Library Specifications

Your shared library must provide the following function:

int crawl(
char *start_url,
int download_workers,
int parse_workers,
int queue_size,
char * (*fetch_fn)(char *link),
void (*edge_fn)(char *from, char *to)
);

crawl() will return 0 on success and -1 on failure.

The arguments are as follows:

  • start_url: the first link to visit. All other links will be discovered by following links out recursively from this first page.
  • download_workers: the number of worker threads in the download pool.
  • parse_workers: the number of workers threads in the parse pool.
  • queue_size: the size of the links queue (the downloaders pop off this queue to get more work).
  • fetch_fn: a callback to ask the program using the library to fetch the content to which the link refers. The function will return NULL if the content isn't reachable (a broken link). Otherwise, the function will malloc space for the return value, so you must free it when you're done.
  • edge_fn: this is to notify the program that the library encountered a link on the from page to the to page.

Shared Library

You must provide these routines in a shared library named "libcrawler.so". Placing the routines in a shared library instead of a simple object file makes it easier for other programmers to link with your code. There are further advantages to shared (dynamic) libraries over static libraries. When you link with a static library, the code for the entire library is merged with your object code to create your executable; if you link to many static libraries, your executable will be enormous. However, when you link to a shared library, the library's code is not merged with your program's object code; instead, a small amount of stub code is inserted into your object code and the stub code finds and invokes the library code when you execute the program. Therefore, shared libraries have two advantages: they lead to smaller executables and they enable users to use the most recent version of the library at run-time. To create a shared library named libcrawler.so, use the following commands (assuming your library code is in a single file "crawler.c"):

gcc -c -fpic crawler.c -Wall -Werror
gcc -shared -o libcrawler.so crawler.o

To link with this library, you simply specify the base name of the library with "-lcrawler" and the path so that the linker can find the library "-L.".

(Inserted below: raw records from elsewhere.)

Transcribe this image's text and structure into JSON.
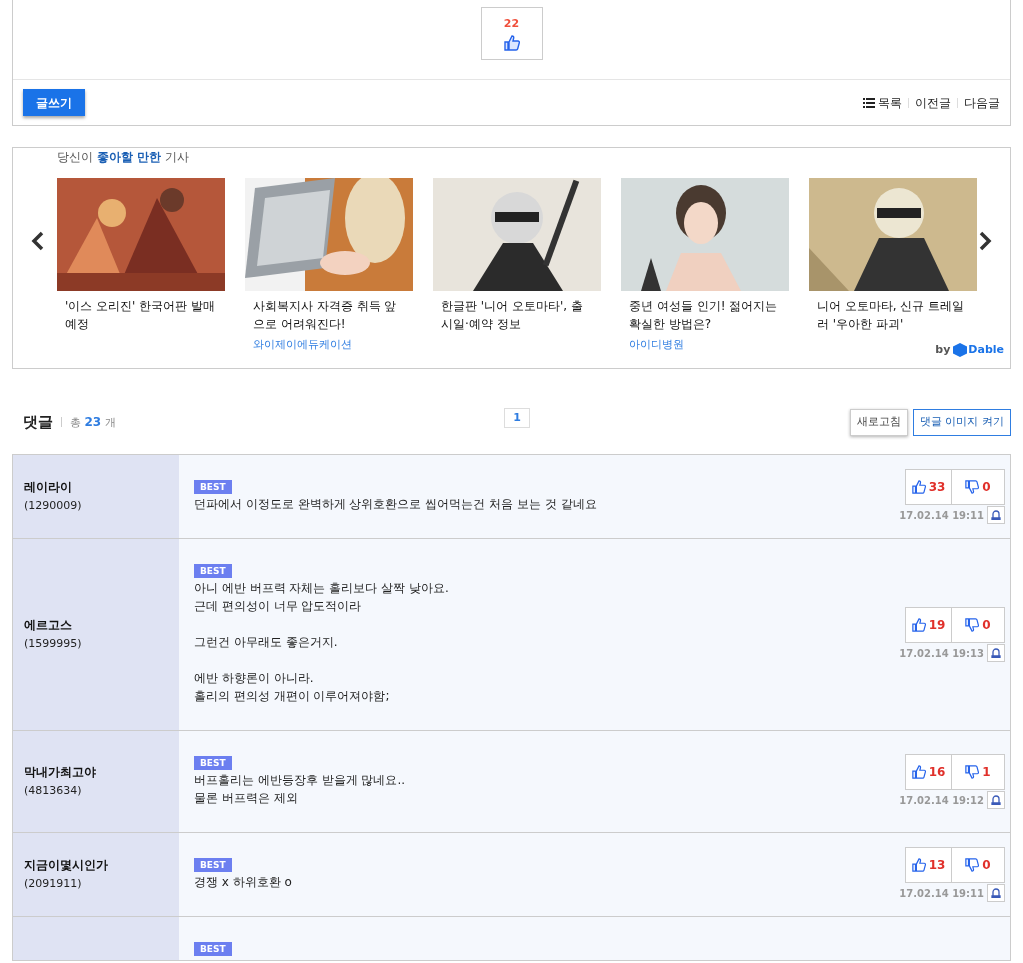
{
  "post_actions": {
    "like_count": "22",
    "write_button": "글쓰기",
    "nav": [
      "목록",
      "이전글",
      "다음글"
    ]
  },
  "recommendations": {
    "heading": "당신이 **좋아할 만한** 기사",
    "by": "by",
    "brand": "Dable",
    "articles": [
      {
        "title": "'이스 오리진' 한국어판 발매 예정",
        "kind": "picture"
      },
      {
        "title": "사회복지사 자격증 취득 앞으로 어려워진다!",
        "source": "와이제이에듀케이션",
        "kind": "picture"
      },
      {
        "title": "한글판 '니어 오토마타', 출시일·예약 정보",
        "kind": "picture"
      },
      {
        "title": "중년 여성들 인기! 젊어지는 확실한 방법은?",
        "source": "아이디병원",
        "kind": "picture"
      },
      {
        "title": "니어 오토마타, 신규 트레일러 '우아한 파괴'",
        "kind": "picture"
      }
    ]
  },
  "comments": {
    "title": "댓글",
    "total_label": "총",
    "total": "23",
    "unit": "개",
    "pages": [
      {
        "label": "1",
        "selected": true
      }
    ],
    "refresh_button": "새로고침",
    "image_button": "댓글 이미지 켜기",
    "items": [
      {
        "author": "레이라이",
        "user_id": "(1290009)",
        "badge": "BEST",
        "paragraphs": [
          [
            "던파에서 이정도로 완벽하게 상위호환으로 씹어먹는건 처음 보는 것 같네요"
          ]
        ],
        "likes": "33",
        "dislikes": "0",
        "time": "17.02.14 19:11"
      },
      {
        "author": "에르고스",
        "user_id": "(1599995)",
        "badge": "BEST",
        "paragraphs": [
          [
            "아니 에반 버프력 자체는 홀리보다 살짝 낮아요.",
            "근데 편의성이 너무 압도적이라"
          ],
          [
            "그런건 아무래도 좋은거지."
          ],
          [
            "에반 하향론이 아니라.",
            "홀리의 편의성 개편이 이루어져야함;"
          ]
        ],
        "likes": "19",
        "dislikes": "0",
        "time": "17.02.14 19:13"
      },
      {
        "author": "막내가최고야",
        "user_id": "(4813634)",
        "badge": "BEST",
        "paragraphs": [
          [
            "버프홀리는 에반등장후 받을게 많네요..",
            "물론 버프력은 제외"
          ]
        ],
        "likes": "16",
        "dislikes": "1",
        "time": "17.02.14 19:12"
      },
      {
        "author": "지금이몇시인가",
        "user_id": "(2091911)",
        "badge": "BEST",
        "paragraphs": [
          [
            "경쟁 x 하위호환 o"
          ]
        ],
        "likes": "13",
        "dislikes": "0",
        "time": "17.02.14 19:11"
      },
      {
        "badge": "BEST"
      }
    ]
  }
}
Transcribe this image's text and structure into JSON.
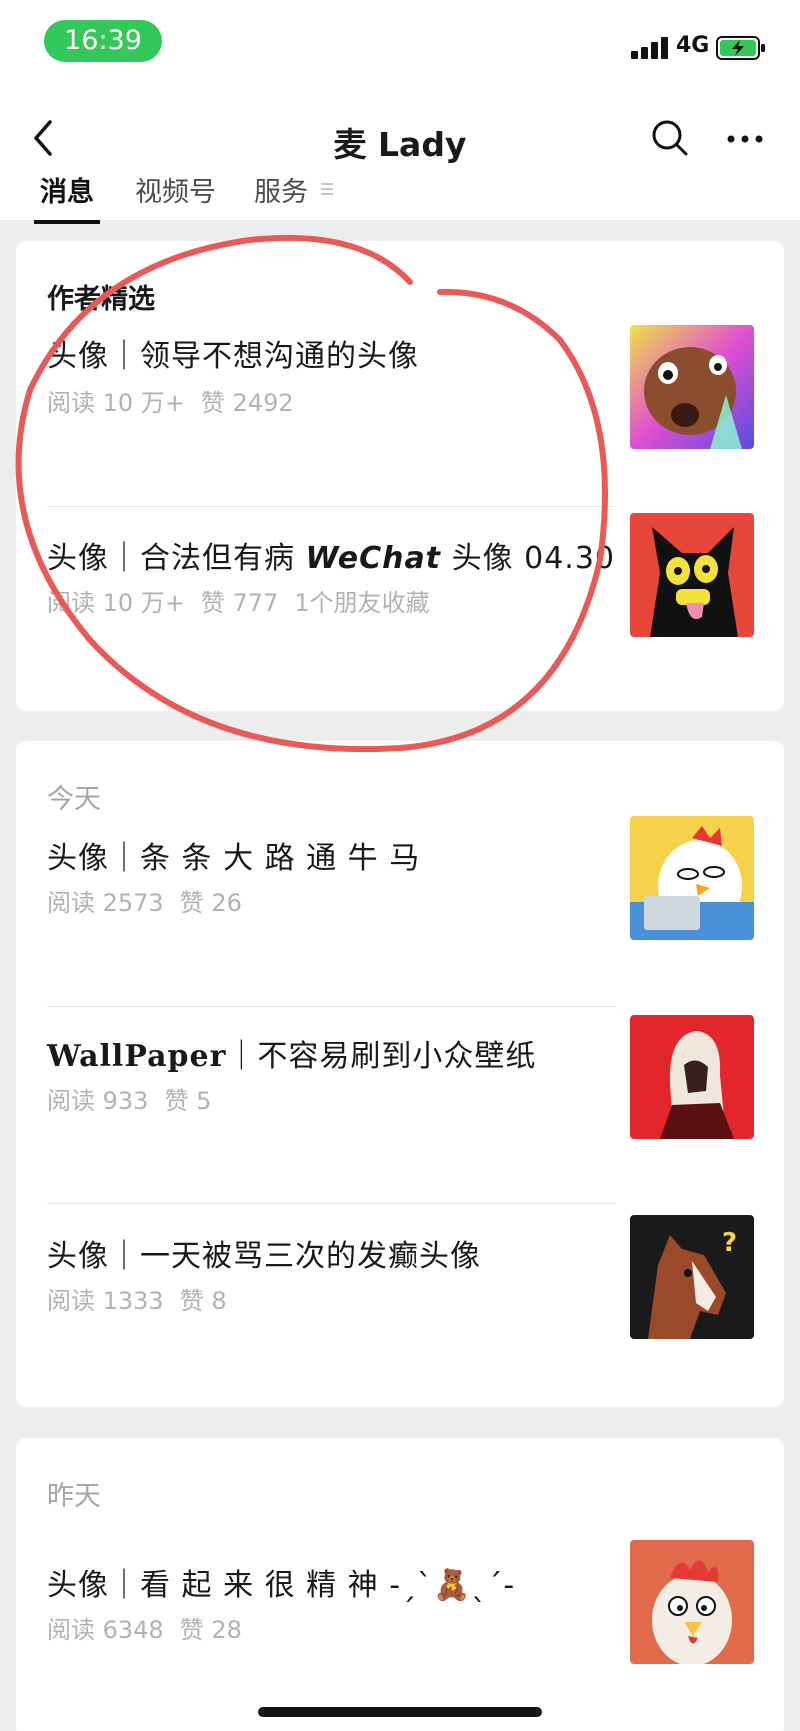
{
  "status": {
    "time": "16:39",
    "network": "4G"
  },
  "nav": {
    "title": "麦 Lady",
    "tabs": [
      "消息",
      "视频号",
      "服务"
    ]
  },
  "featured": {
    "heading": "作者精选",
    "items": [
      {
        "title": "头像｜领导不想沟通的头像",
        "reads": "阅读 10 万+",
        "likes": "赞 2492",
        "extra": ""
      },
      {
        "title_prefix": "头像｜合法但有病 ",
        "title_brand": "WeChat",
        "title_suffix": " 头像 04.30",
        "reads": "阅读 10 万+",
        "likes": "赞 777",
        "extra": "1个朋友收藏"
      }
    ]
  },
  "today": {
    "heading": "今天",
    "items": [
      {
        "title": "头像｜条 条 大 路 通 牛 马",
        "reads": "阅读 2573",
        "likes": "赞 26"
      },
      {
        "title_brand": "WallPaper",
        "title_suffix": "｜不容易刷到小众壁纸",
        "reads": "阅读 933",
        "likes": "赞 5"
      },
      {
        "title": "头像｜一天被骂三次的发癫头像",
        "reads": "阅读 1333",
        "likes": "赞 8"
      }
    ]
  },
  "yesterday": {
    "heading": "昨天",
    "items": [
      {
        "title": "头像｜看 起 来 很 精 神 -ˏˋ🧸ˎˊ-",
        "reads": "阅读 6348",
        "likes": "赞 28"
      }
    ]
  }
}
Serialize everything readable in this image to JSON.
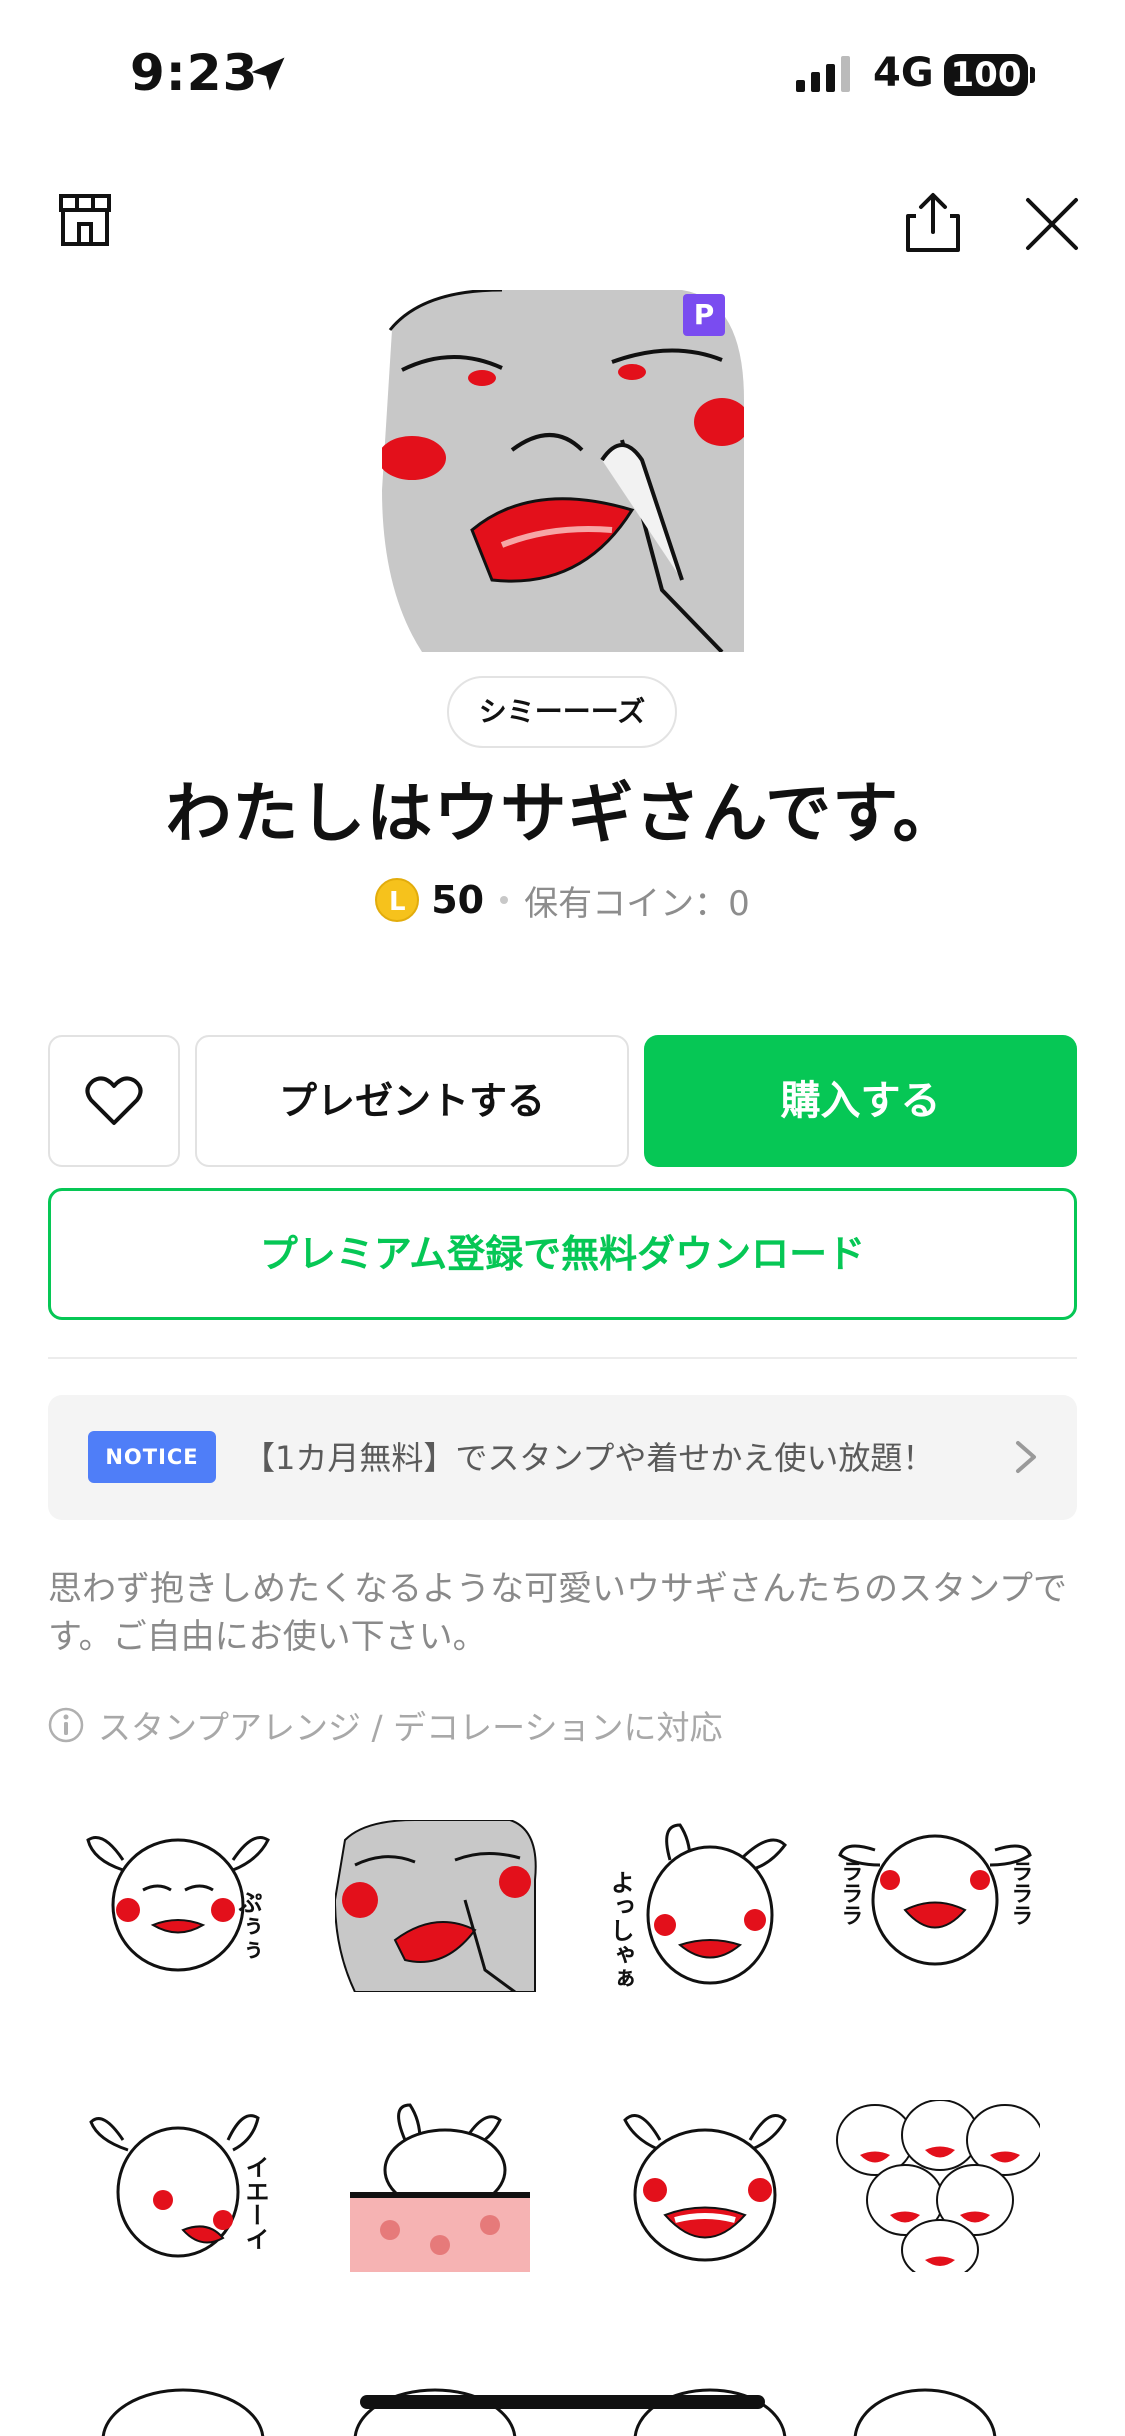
{
  "status_bar": {
    "time": "9:23",
    "network": "4G",
    "battery": "100"
  },
  "header": {
    "shop_icon": "shop-icon",
    "share_icon": "share-icon",
    "close_icon": "close-icon"
  },
  "pack": {
    "premium_badge": "P",
    "author": "シミーーーズ",
    "title": "わたしはウサギさんです。",
    "coin_symbol": "L",
    "price": "50",
    "owned_coins": "保有コイン：0"
  },
  "actions": {
    "present_label": "プレゼントする",
    "buy_label": "購入する",
    "premium_download_label": "プレミアム登録で無料ダウンロード"
  },
  "notice": {
    "badge": "NOTICE",
    "text": "【1カ月無料】でスタンプや着せかえ使い放題！"
  },
  "description": "思わず抱きしめたくなるような可愛いウサギさんたちのスタンプです。ご自由にお使い下さい。",
  "feature": "スタンプアレンジ / デコレーションに対応",
  "stickers": {
    "s1_text": "ぷぅぅ",
    "s3_text": "よっしゃぁ",
    "s4_text": "ラララ",
    "s5_text": "イエーイ"
  },
  "colors": {
    "line_green": "#06c755",
    "notice_blue": "#4f7ef8",
    "premium_purple": "#7a4cf0",
    "accent_red": "#e3101b"
  }
}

gcc -lcrawler -L. -o myprogram mymain.c -Wall -Werror

Of course, these commands should be placed in a Makefile. Before you run "myprogram", you will need to set the environment variable, LD_LIBRARY_PATH, so that the system can find your library at run-time. Assuming you always run myprogram from this same directory, you can use the command:

export LD_LIBRARY_PATH=.:$LD_LIBRARY_PATH

Implementation Hints

Your library should use pthreads. You should take an especially close look at pthread_create, pthread_cond_wait, pthread_cond_signal, pthread_mutex_lock, and pthread_mutex_lock. An implementation that spins instead of using condition variables will receive a poor grade (even if it passes the tests).

Your crawl() function should return when the entire graph has been visited, but we don't require you to cleanly exit from the thread pools.

If you want to use strtok() for parsing, you should use strtok_r() instead. The strtok_r() is reentrant, or thread safe (i.e., multiple threads can call it at the same time and nothing breaks). The strtok() function is not thread safe.

There are many cycles in the web graph (e.g., A links to B, and B links to A). You need to make sure not to end up in an infinite loop. One way to avoid this is to use a hash table or hash set to keep track of already-processed links. You may copy a hash function from online (e.g., fletcher32 ), as long as a comment in your code references the source URL.